Choco

By Astri Soeparyono, Rabu, 6 Juni 2012 | 16:00 WIB
Choco (Astri Soeparyono)

Siapa sih yang enggak suka sama cokelat? Apalagi aku. Buat aku, cokelat sudah jadi makanan pokok. Walaupun sudah makan nasi sampai kenyang, tapi kalau belum nyomot cokelat sebiji saja, lidahku kerasa gatal saja gitu.

Biarpun orang tua sudah bilang jangan banyak-banyak makan cokelat, aku enggak peduli. Yang penting lidahku enggak kerasa gatal saja. Mama bilang: Nuna, jangan banyak-banyak maem cokelat entar giginya rusak, ompong, rongak, bolong, banyak tambalan, enggak ada cowok yang mau sama kamu. Cowok-cowok mikir, macarin cewek yang banyak makan cokelat kayak kamu, pasti jigongnya juga enggak kalah banyak, bejibun,

Bete. Kayak anaknya enggak pernah sikat gigi aja. Nih putih, bersih, wangi lagi! Jigong gak berani parkir, deh! Lagian pasti ada cowok yang mau menerima aku apa adanya.

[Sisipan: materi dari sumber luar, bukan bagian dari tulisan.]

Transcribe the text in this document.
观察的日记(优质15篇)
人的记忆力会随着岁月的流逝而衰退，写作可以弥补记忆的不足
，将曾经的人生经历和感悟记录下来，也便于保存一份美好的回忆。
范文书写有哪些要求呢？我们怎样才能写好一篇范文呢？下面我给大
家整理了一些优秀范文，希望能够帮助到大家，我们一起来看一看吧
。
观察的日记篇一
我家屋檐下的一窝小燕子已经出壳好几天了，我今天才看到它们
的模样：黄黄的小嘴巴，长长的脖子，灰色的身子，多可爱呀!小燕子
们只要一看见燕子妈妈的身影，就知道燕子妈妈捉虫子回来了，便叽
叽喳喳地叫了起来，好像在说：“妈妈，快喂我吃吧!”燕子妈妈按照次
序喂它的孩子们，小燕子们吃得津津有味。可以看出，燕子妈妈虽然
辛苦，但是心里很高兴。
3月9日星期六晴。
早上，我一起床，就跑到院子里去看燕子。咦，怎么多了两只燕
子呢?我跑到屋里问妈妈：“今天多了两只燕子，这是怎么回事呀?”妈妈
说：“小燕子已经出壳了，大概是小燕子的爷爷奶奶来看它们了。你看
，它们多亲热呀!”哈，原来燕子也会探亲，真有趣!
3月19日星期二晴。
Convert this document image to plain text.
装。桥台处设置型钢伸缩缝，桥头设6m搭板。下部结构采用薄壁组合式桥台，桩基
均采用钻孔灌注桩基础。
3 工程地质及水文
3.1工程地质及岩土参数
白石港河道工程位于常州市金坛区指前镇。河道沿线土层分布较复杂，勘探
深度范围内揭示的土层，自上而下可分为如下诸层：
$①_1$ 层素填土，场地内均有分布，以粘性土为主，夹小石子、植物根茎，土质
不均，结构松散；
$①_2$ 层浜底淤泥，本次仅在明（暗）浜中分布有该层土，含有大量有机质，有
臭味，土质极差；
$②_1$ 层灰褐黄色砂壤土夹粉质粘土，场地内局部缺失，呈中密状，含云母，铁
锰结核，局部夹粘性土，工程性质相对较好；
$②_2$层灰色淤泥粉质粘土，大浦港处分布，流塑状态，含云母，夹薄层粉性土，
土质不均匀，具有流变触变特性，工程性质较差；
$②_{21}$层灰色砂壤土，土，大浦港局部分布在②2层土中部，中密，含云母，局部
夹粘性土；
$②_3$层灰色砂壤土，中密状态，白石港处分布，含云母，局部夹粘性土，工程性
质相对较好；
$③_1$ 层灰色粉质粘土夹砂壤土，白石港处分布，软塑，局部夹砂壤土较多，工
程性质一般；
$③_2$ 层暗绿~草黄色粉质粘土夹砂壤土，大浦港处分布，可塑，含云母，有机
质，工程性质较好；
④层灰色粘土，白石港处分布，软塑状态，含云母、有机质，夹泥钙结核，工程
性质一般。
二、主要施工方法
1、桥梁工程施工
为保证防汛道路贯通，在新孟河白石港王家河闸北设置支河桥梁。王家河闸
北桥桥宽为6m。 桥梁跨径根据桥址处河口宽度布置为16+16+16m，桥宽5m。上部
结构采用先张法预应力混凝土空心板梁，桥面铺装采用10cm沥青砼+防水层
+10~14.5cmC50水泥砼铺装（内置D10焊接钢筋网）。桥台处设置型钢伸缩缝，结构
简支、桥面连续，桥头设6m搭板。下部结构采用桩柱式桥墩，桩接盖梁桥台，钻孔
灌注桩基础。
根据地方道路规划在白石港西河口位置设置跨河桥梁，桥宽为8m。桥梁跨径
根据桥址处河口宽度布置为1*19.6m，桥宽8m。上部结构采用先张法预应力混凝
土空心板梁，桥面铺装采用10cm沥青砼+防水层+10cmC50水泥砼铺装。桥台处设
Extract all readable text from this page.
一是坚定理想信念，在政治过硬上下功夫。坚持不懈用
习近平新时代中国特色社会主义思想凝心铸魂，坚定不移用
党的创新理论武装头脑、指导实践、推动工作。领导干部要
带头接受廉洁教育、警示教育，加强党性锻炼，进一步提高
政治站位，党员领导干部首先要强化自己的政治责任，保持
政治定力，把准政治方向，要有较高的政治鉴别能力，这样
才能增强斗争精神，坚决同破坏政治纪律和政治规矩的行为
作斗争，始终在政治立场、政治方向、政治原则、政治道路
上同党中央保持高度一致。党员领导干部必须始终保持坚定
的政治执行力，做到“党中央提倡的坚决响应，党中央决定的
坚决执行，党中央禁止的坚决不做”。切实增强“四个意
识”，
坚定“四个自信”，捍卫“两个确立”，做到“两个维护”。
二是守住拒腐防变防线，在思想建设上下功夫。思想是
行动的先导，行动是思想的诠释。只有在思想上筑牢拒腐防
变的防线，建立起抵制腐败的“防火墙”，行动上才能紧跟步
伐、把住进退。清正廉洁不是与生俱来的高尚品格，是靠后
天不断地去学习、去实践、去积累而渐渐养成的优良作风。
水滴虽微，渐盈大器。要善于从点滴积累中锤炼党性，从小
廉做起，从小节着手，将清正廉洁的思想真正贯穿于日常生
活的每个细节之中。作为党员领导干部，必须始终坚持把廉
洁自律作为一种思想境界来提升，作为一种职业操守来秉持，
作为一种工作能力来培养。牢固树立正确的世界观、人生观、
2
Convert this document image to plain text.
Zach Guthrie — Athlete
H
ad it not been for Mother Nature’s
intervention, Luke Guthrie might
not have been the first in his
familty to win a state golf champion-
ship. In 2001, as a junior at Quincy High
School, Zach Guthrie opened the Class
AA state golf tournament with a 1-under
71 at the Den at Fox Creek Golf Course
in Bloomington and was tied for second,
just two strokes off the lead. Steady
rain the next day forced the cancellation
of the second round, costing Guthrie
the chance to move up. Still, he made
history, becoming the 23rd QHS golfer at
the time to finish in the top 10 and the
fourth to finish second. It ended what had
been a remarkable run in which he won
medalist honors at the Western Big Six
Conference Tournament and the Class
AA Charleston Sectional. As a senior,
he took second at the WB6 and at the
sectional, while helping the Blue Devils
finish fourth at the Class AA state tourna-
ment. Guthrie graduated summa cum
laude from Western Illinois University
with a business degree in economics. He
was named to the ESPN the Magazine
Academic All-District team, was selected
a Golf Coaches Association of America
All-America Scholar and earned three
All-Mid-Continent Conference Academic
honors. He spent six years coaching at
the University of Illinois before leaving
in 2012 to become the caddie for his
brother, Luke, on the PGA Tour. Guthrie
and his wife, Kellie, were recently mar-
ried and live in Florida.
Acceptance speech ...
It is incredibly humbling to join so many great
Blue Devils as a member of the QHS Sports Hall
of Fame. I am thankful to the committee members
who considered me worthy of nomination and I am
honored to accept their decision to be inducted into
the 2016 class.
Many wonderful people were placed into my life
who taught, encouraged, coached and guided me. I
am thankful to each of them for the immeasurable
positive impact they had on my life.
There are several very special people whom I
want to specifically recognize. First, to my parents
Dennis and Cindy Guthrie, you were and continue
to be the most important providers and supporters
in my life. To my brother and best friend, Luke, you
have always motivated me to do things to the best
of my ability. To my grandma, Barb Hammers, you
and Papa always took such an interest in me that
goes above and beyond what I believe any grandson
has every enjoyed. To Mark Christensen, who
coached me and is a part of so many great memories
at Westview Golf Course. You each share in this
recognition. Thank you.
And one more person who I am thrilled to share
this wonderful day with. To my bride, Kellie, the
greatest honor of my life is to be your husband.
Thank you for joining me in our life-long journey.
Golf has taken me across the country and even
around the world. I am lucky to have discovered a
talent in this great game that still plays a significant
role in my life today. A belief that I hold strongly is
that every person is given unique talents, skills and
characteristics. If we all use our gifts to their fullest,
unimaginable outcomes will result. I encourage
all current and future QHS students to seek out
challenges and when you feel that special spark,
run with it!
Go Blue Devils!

Tapi sih Papa nambah; Nun, kalau kamu kebanyakan makan cokelat, nanti susah cari kerja, jaman sekarang, nyari kerja gigi juga jadi pertimbangan lho! Kalau kamu nanti jadi resepsionis, giginya kuning, bau, jigongnya enggak mau digusur, enggak ada yang berani nanya ke kamu sebagai resepsionis. Baru saja ada orang mau naya, bau mulut kamu yang jamuran itu sudah merajalela di semua ruangan kantor. Belum lagi pada takut kehujanan jigong kamu,'

Yee! Ini lagi sih Papa. (dengan tidak mengurangi rasa hormat kepada para pembaca) masak iya sih mau anaknya paling "puool!' jadi resepsionis? Jadi artis ngetop kek, model, penyanyi, penulis best seller, atau yang sedang saja deh, anggota legislative atau duta besar begitu? (ngarepnya.. he-he-he...)

Yah! Begitulah lika-liku kehidupanku untuk selalu senantiasa bersama sang kekasih gigi: cokelat.

***

Pagi. Sekolah masih sepi. Di kelas Cuma ada Galih sama Fahmi lagi baca-baca majalah. Haduh, enaknya ngapain ya? Pengin makan cokelatnya sekarang, tapi berarti nanti istirahat, aku keluar duit lagi buat beli jajanan. Kan rencananya duit jajan mau ku hemat buat beli cardigan baru. Cardigan lama sudah mulai enggak pe-we.

"Oi Nun, sini deh" panggil Fahmi yang lagi duduk bareng Galih di sudut kelas.

            "Pa'an?" tanggapku cepat.

            "Sini!" panggilnya lagi.

            "Pa'an dulu? Majalah porno ye? Mau nunjukin ke gue? Makasih deh.." pikirku spontan.